From Chapter $16$ of The Art of Problem Solving, Volume $2$: and Beyond:
Let $n$ be a positive integer and let $a_{n}$ denote the number of positive integers which can be formed whose digits are chosen from $\{1,3,4\}$ and the sum of whose digits are equal to $n$. Prove that $a_{2n}$ is a perfect square for every $n$.
The solution provided in the book claims that "It is fairly clear that $a_n=a_{n-1} + a_{n-3} + a_{n-4}$." I can't for the life of me see why this might be true, let alone prove it.
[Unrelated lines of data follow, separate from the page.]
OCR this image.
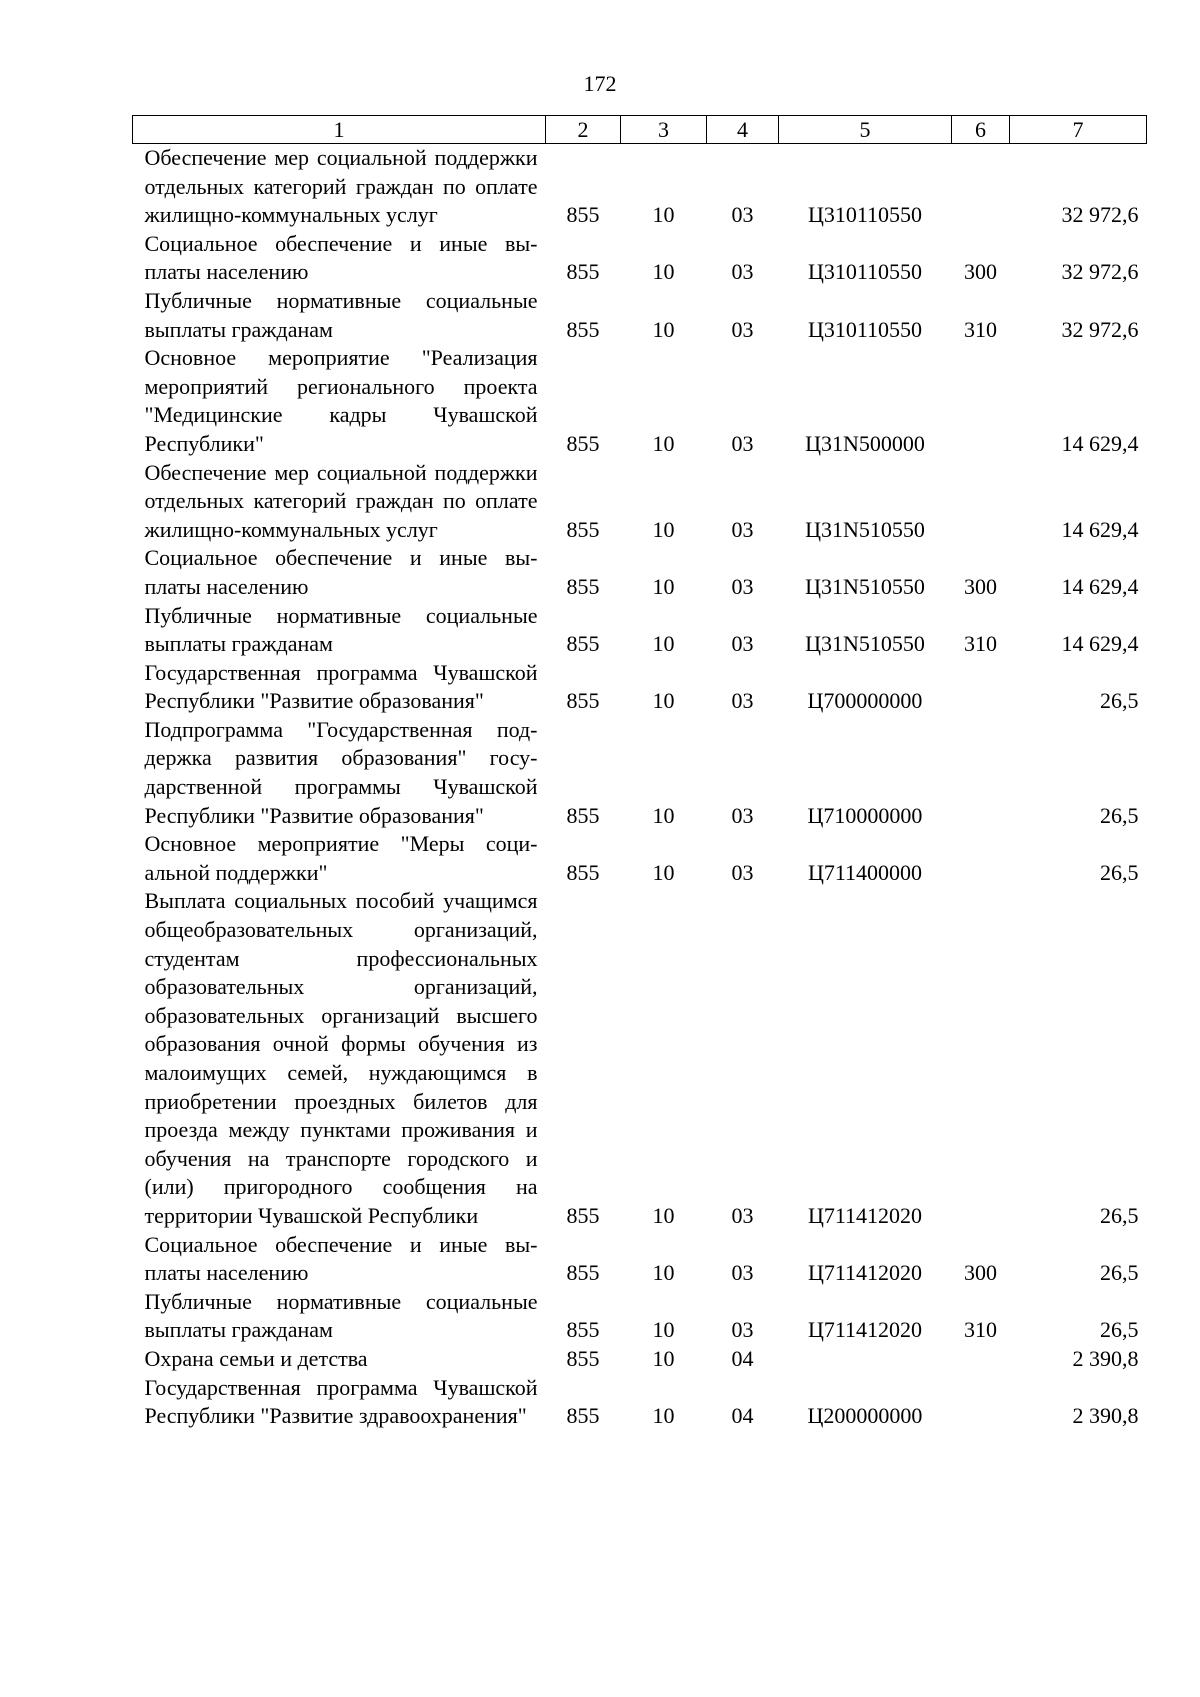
172
1	2	3	4	5	6	7
Обеспечение мер социальной поддержки отдельных категорий граждан по оплате жилищно-коммунальных услуг	855	10	03	Ц310110550		32 972,6
Социальное обеспечение и иные выплаты населению	855	10	03	Ц310110550	300	32 972,6
Публичные нормативные социальные выплаты гражданам	855	10	03	Ц310110550	310	32 972,6
Основное мероприятие "Реализация мероприятий регионального проекта "Медицинские кадры Чувашской Республики"	855	10	03	Ц31N500000		14 629,4
Обеспечение мер социальной поддержки отдельных категорий граждан по оплате жилищно-коммунальных услуг	855	10	03	Ц31N510550		14 629,4
Социальное обеспечение и иные выплаты населению	855	10	03	Ц31N510550	300	14 629,4
Публичные нормативные социальные выплаты гражданам	855	10	03	Ц31N510550	310	14 629,4
Государственная программа Чувашской Республики "Развитие образования"	855	10	03	Ц700000000		26,5
Подпрограмма "Государственная поддержка развития образования" государственной программы Чувашской Республики "Развитие образования"	855	10	03	Ц710000000		26,5
Основное мероприятие "Меры социальной поддержки"	855	10	03	Ц711400000		26,5
Выплата социальных пособий учащимся общеобразовательных организаций, студентам профессиональных образовательных организаций, образовательных организаций высшего образования очной формы обучения из малоимущих семей, нуждающимся в приобретении проездных билетов для проезда между пунктами проживания и обучения на транспорте городского и (или) пригородного сообщения на территории Чувашской Республики	855	10	03	Ц711412020		26,5
Социальное обеспечение и иные выплаты населению	855	10	03	Ц711412020	300	26,5
Публичные нормативные социальные выплаты гражданам	855	10	03	Ц711412020	310	26,5
Охрана семьи и детства	855	10	04			2 390,8
Государственная программа Чувашской Республики "Развитие здравоохранения"	855	10	04	Ц200000000		2 390,8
Can anyone explain why this is?
The recurrence $a_n = a_{n - 1} + a_{n - 3} + a_{n - 4}$ results from a standard counting argument:
Definition: For convenience, call a positive integer $k_1k_2\cdots k_{s - 1}k_s$ to be of $\boxed{\textit{Type } n}$ if its digits $k_i$ come from $1, 3, 4$ and sum up to $n$.
Okay, so suppose $k_1k_2\cdots k_{s - 1}k_s$ is of Type $n$. Think of its last digit $k_s$. Since $k_s$ comes from $1, 3, 4$, there are three possibilities:
In other words, every positive integer $k_1k_2\cdots k_{s - 1}k_s$ of $\textit{Type } n$ is made up of
either a positive integer of $\textit{Type } n - 1$ with $1$ concatenated at the end
or a positive integer of $\textit{Type } n - 3$ with $3$ concatenated at the end
or a positive integer of $\textit{Type } n - 4$ with $4$ concatenated at the end
And conversely. So as the three categories above are disjoint we get:
($\# \textit{ of Type } n$'s) $\ =\ $ ($\# \textit{ of Type } n - 1$'s) $\ +\ $ ($\# \textit{ of Type } n - 3$'s) $\ +\ $ ($\# \textit{ of Type } n - 4$'s) $\quad\text{i.e.}$ $$ a_n = a_{n - 1} + a_{n - 3} + a_{n - 4} $$